La consecuencia, en su narración, fue devastadora en los primeros coches del segundo convoy. Urruti apunta que los vagones iniciales "se estampan contra un arcén", quedando "absolutamente machacados", y sitúa ahí el grueso de las víctimas.
7 hipótesis del accidente
El núcleo del mensaje de Urruti es un intento de ordenar el caos inicial con un método de descarte. En su vídeo recuerda que, "haciendo un análisis teórico", podrían contemplarse "hasta siete causas" para un siniestro de este tipo.
Una de las líneas que considera menos probable es la de un fallo de señalización. "Esto parece que sí se puede descartar", afirma, porque no se trataría de un choque frontal motivado por un cruce de vías o por un error de control de tráfico, sino de "un vagón que por algún motivo se sale de su línea".
También rebaja la hipótesis de un fallo humano deliberado y, de paso, evita insinuaciones graves sin soporte, indicando que no hay indicios de que el maquinista de Iryo "haya saboteado" nada. En la misma línea sitúa el terrorismo como una posibilidad remota: "En principio se puede descartar, no parece que ha habido ninguna amenaza ni nadie que quiera reivindicar esto".
A partir de ese filtro, Urruti asegura que "esto no ocurre porque sí, esto es un fallo o del vagón o de la vía. No hay más".
En esa dicotomía, la primera opción remite al estado de la infraestructura y al mantenimiento de la línea. Urruti no afirma que las vías sean responsables, pero insiste en que no puede descartarse: "Puede ser que las vías fueran deficientes, que se hubiera dejado alguna pieza suelta, que alguna pieza fuera defectuosa". Y desliza un foco especialmente sensible: la cadena de subcontratación. "Los sindicatos quejándose de que esto se subcontrata, así que vete tú a saber", comenta, insinuando que, si se probara una negligencia en el mantenimiento, podría haber "responsabilidad penal".
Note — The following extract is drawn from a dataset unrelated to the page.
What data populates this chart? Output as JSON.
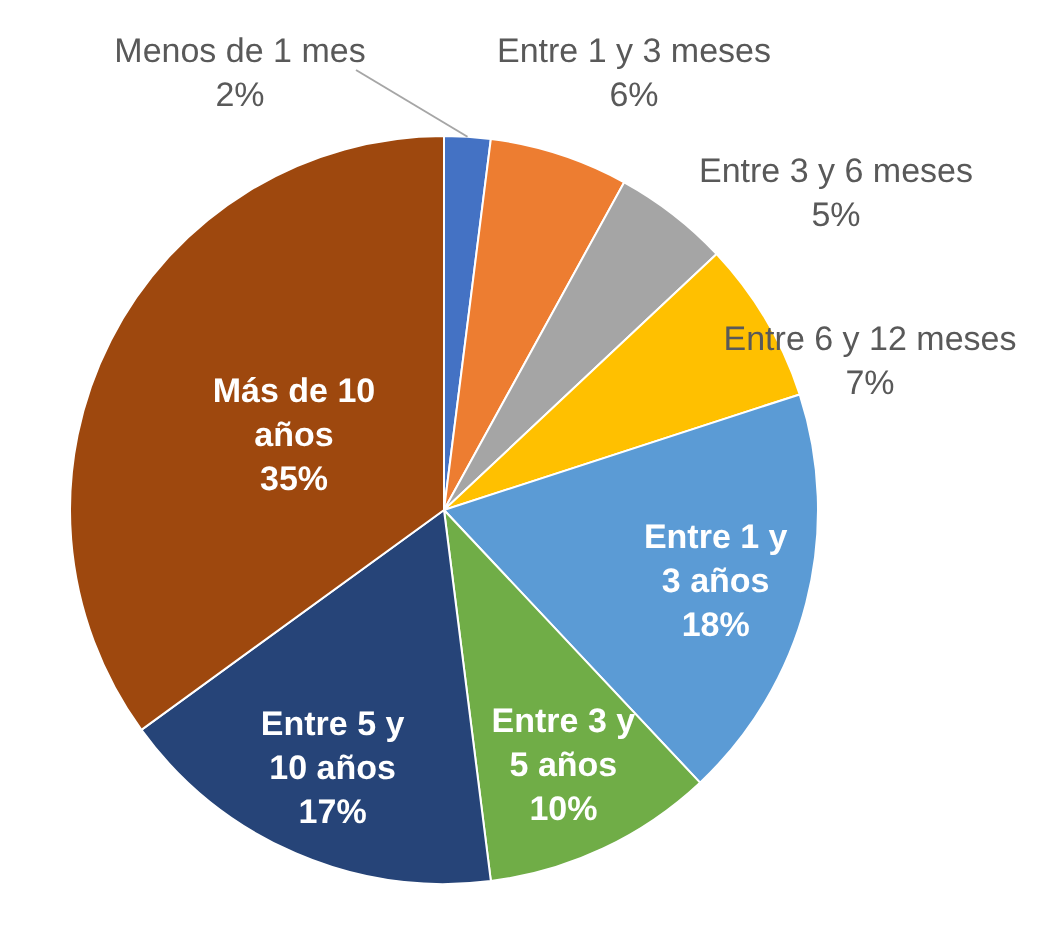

La segunda gran vía sería el material rodante, es decir, el tren y sus elementos mecánicos. Urruti asevera que, por la información que atribuye a responsables políticos y a la empresa, el origen estaría en el convoy de Iryo: "Hoy por hoy parece que es el vagón de Iryo el que se sale de su lugar". Y refuerza la idea de causalidad técnica: si la velocidad no era excesiva y el tramo era recto, el desprendimiento del último coche "no puede ocurrir" sin una causa material concreta.
Aun así, en su lista aparece un último cajón de sastre que no descarta por completo, aunque lo considera improbable: el llamado "acto de Dios", una contingencia natural extraordinaria (una roca, un temblor, un fenómeno inesperado) capaz de provocar el descarrilamiento.